Ce contrôle renforcé sur l’usage des terres rares dans l’industrie militaire emporte des conséquences majeures, en particulier sur le secteur de la défense qui risque d’être particulièrement touché. Mais surtout, la Chine pourrait ainsi réduire la puissance armée de ses adversaires, en l’occurrence les pays occidentaux. Comme l’explique le Professeur Arnaud De Nanteuil, cela pourrait non seulement donner un « coup de pouce » à son allié russe dans le contexte de la guerre en Ukraine, mais aussi éliminer la possibilité pour les pays occidentaux de s’opposer, notamment, à une éventuelle tentative de reprendre Taiwan par la force. Cachée derrière un « pacifisme de façade », Pékin dispose donc en réalité d’un levier de puissance considérable.
Un moyen de pression crucial dans un contexte de guerre économique
Au-delà de ces lourds impacts sur le plan militaire, un tel contrôle sur des matières premières essentielles comme les terres rares est pour la Chine un moyen de pression colossal face à ses rivaux sur le plan commercial.
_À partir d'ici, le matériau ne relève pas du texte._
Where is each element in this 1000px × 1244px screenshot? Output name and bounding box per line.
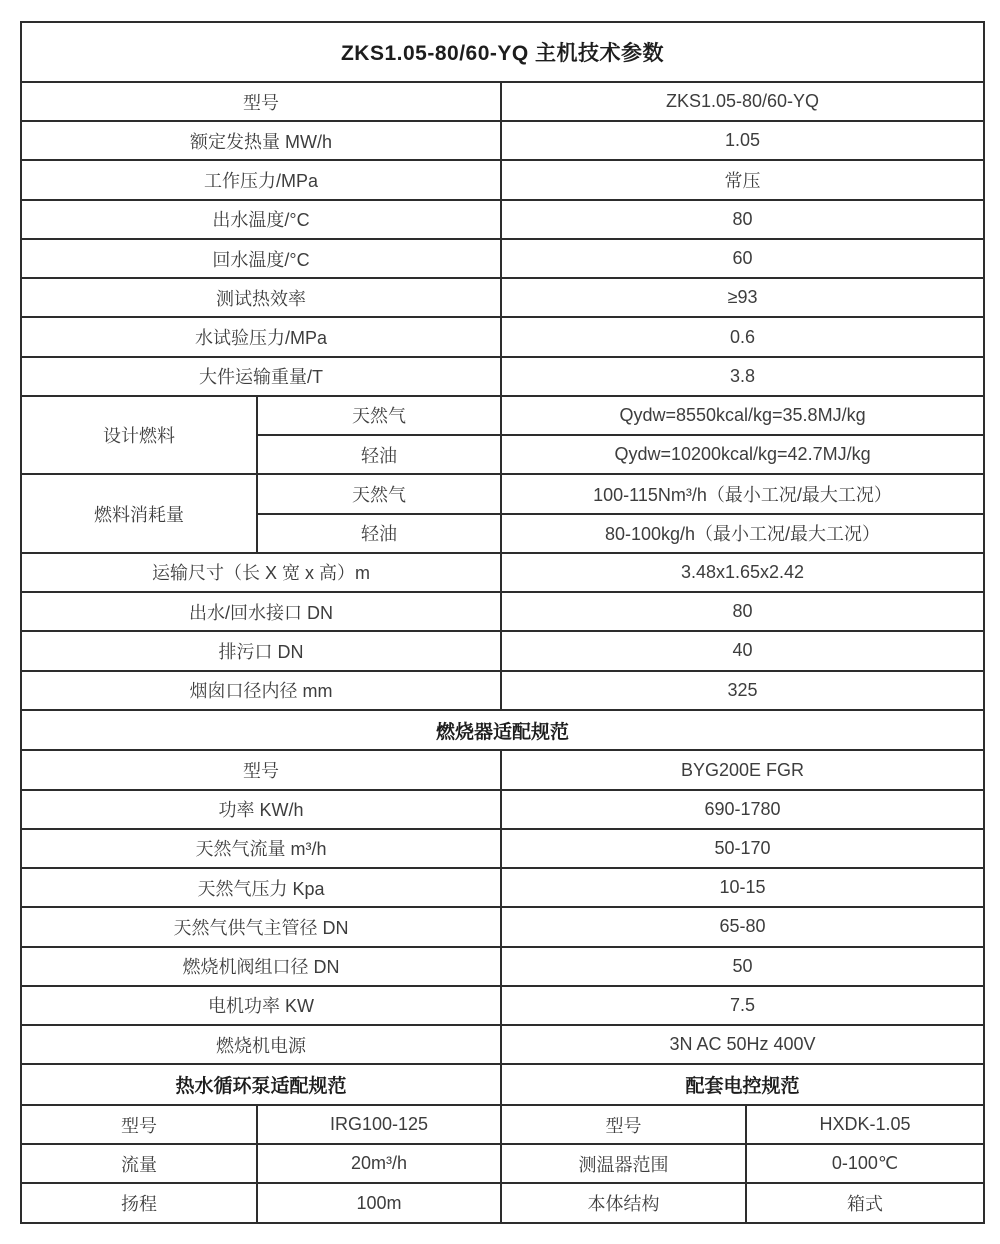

Les États-Unis sont ainsi particulièrement visés, dans le contexte d’une guerre commerciale qui s’est intensifiée en 2025 entre les deux superpuissances. À cet égard, on peut noter que l’annonce de la Chine sur les terres rares est intervenue peu de temps avant la rencontre du 30 octobre entre les présidents Trump et Xi Jinping en Corée du Sud. La rencontre a été qualifiée de « grand succès » par le locataire de la Maison Blanche, qui dit avoir réduit de 20 à 10% les droits de douane imposés à la Chine. Pékin semble avoir mis dans la balance la question des terres rares pour obtenir cette réduction, les deux parties ayant évoqué une suspension d’un an de la mise en œuvre des mesures de contrôle des exportations chinoises de terres rares. Il paraît donc clair que l’annonce fracassante du 9 octobre s’inscrivait avant tout dans une logique de rapport de force commercial face au grand rival américain.
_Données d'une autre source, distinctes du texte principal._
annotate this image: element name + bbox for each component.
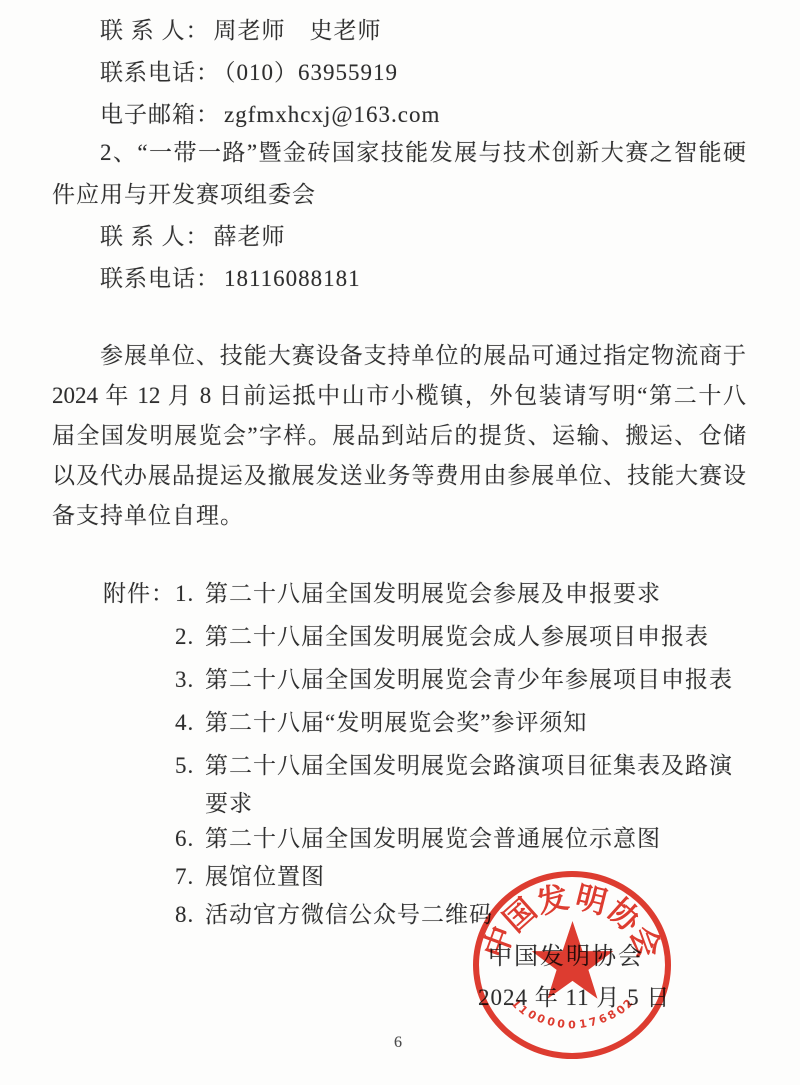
contact1-person-value: 周老师 史老师 <box>214 18 382 43</box>
contact2-phone-value: 18116088181 <box>224 266 361 291</box>
paragraph-line: 届全国发明展览会”字样。展品到站后的提货、运输、搬运、仓储 <box>52 416 746 456</box>
attachment-item: 3.第二十八届全国发明展览会青少年参展项目申报表 <box>175 658 753 701</box>
attachment-title: 第二十八届全国发明展览会青少年参展项目申报表 <box>205 658 733 701</box>
attachment-number: 6. <box>175 820 205 858</box>
attachment-title: 第二十八届全国发明展览会成人参展项目申报表 <box>205 615 709 658</box>
paragraph-line: 2024 年 12 月 8 日前运抵中山市小榄镇，外包装请写明“第二十八 <box>52 376 746 416</box>
attachment-number: 5. <box>175 744 205 787</box>
official-seal: 中国发明协会 1100000176802 <box>473 871 671 1059</box>
contact2-person-label: 联 系 人： <box>100 224 210 249</box>
attachment-title: 第二十八届全国发明展览会参展及申报要求 <box>205 572 661 615</box>
section2-title-line2: 件应用与开发赛项组委会 <box>52 174 746 216</box>
section2-block: 2、“一带一路”暨金砖国家技能发展与技术创新大赛之智能硬 件应用与开发赛项组委会… <box>52 132 746 300</box>
attachment-item: 5.第二十八届全国发明展览会路演项目征集表及路演 <box>175 744 753 787</box>
attachment-title: 第二十八届全国发明展览会路演项目征集表及路演 <box>205 744 733 787</box>
contact2-phone-label: 联系电话： <box>100 266 220 291</box>
contact1-email-value: zgfmxhcxj@163.com <box>224 102 440 127</box>
attachment-item: 1.第二十八届全国发明展览会参展及申报要求 <box>175 572 753 615</box>
attachment-number: 7. <box>175 858 205 896</box>
attachment-number: 8. <box>175 896 205 934</box>
contact1-email-label: 电子邮箱： <box>100 102 220 127</box>
section2-title-line1: 2、“一带一路”暨金砖国家技能发展与技术创新大赛之智能硬 <box>52 132 746 174</box>
attachments-label: 附件： <box>103 572 175 615</box>
attachment-item: 6.第二十八届全国发明展览会普通展位示意图 <box>175 820 753 858</box>
attachment-number: 3. <box>175 658 205 701</box>
attachment-title: 第二十八届全国发明展览会普通展位示意图 <box>205 820 661 858</box>
attachment-title: 活动官方微信公众号二维码 <box>205 896 493 934</box>
contact1-person-line: 联 系 人：周老师 史老师 <box>52 10 746 52</box>
attachment-number: 4. <box>175 701 205 744</box>
contact2-person-value: 薛老师 <box>214 224 286 249</box>
paragraph-line: 以及代办展品提运及撤展发送业务等费用由参展单位、技能大赛设 <box>52 456 746 496</box>
page-number: 6 <box>378 1034 418 1052</box>
attachment-title: 第二十八届“发明展览会奖”参评须知 <box>205 701 587 744</box>
paragraph-line: 参展单位、技能大赛设备支持单位的展品可通过指定物流商于 <box>52 336 746 376</box>
attachment-item: 2.第二十八届全国发明展览会成人参展项目申报表 <box>175 615 753 658</box>
attachment-number: 2. <box>175 615 205 658</box>
contact-block-1: 联 系 人：周老师 史老师 联系电话：（010）63955919 电子邮箱：zg… <box>52 10 746 136</box>
contact1-email-line: 电子邮箱：zgfmxhcxj@163.com <box>52 94 746 136</box>
attachment-item-wrap: 要求 <box>175 787 753 820</box>
contact1-phone-line: 联系电话：（010）63955919 <box>52 52 746 94</box>
scanned-document-page: 联 系 人：周老师 史老师 联系电话：（010）63955919 电子邮箱：zg… <box>0 0 800 1085</box>
attachment-number: 1. <box>175 572 205 615</box>
attachment-title: 展馆位置图 <box>205 858 325 896</box>
attachment-title: 要求 <box>205 787 253 820</box>
contact2-person-line: 联 系 人：薛老师 <box>52 216 746 258</box>
paragraph-line: 备支持单位自理。 <box>52 496 746 536</box>
attachment-item: 4.第二十八届“发明展览会奖”参评须知 <box>175 701 753 744</box>
contact1-phone-value: （010）63955919 <box>224 60 398 85</box>
contact2-phone-line: 联系电话：18116088181 <box>52 258 746 300</box>
seal-serial-digit-6: 0 <box>568 1019 576 1032</box>
attachment-number <box>175 787 205 820</box>
seal-serial-digit-7: 1 <box>578 1017 587 1031</box>
contact1-person-label: 联 系 人： <box>100 18 210 43</box>
contact1-phone-label: 联系电话： <box>100 60 220 85</box>
shipping-paragraph: 参展单位、技能大赛设备支持单位的展品可通过指定物流商于 2024 年 12 月 … <box>52 336 746 536</box>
Bien que la Chine semble depuis avoir levé le pied sur son contrôle en acceptant de délivrer des licences générales, ses annonces de début octobre ont rappelé à quel point son monopole sur les terres rares constitue un levier puissant. L’obligation pour les entreprises de demander des licences pour chaque exportation avait d’ores et déjà eu pour effet de créer des pénuries, paralysant ainsi une partie des chaînes d’approvisionnement, notamment dans l’industrie automobile. Particulièrement concernée, l’Europe se doit de réagir. La Commission européenne a pour cela annoncé en mars un plan d’exploitation des terres rares sur le continent, qui risque toutefois d’être insuffisant pour briser le monopole chinois. La Chine profite aujourd’hui de cet avantage stratégique, notamment, pour s’imposer comme fabricant de voitures électriques, pénétrant ainsi le marché européen. Alors que l’Union européenne prévoit encore, pour l’heure, de passer au tout-électrique pour les véhicules neufs en 2035, cette situation la place dans une situation de dépendance qui la rend particulièrement vulnérable.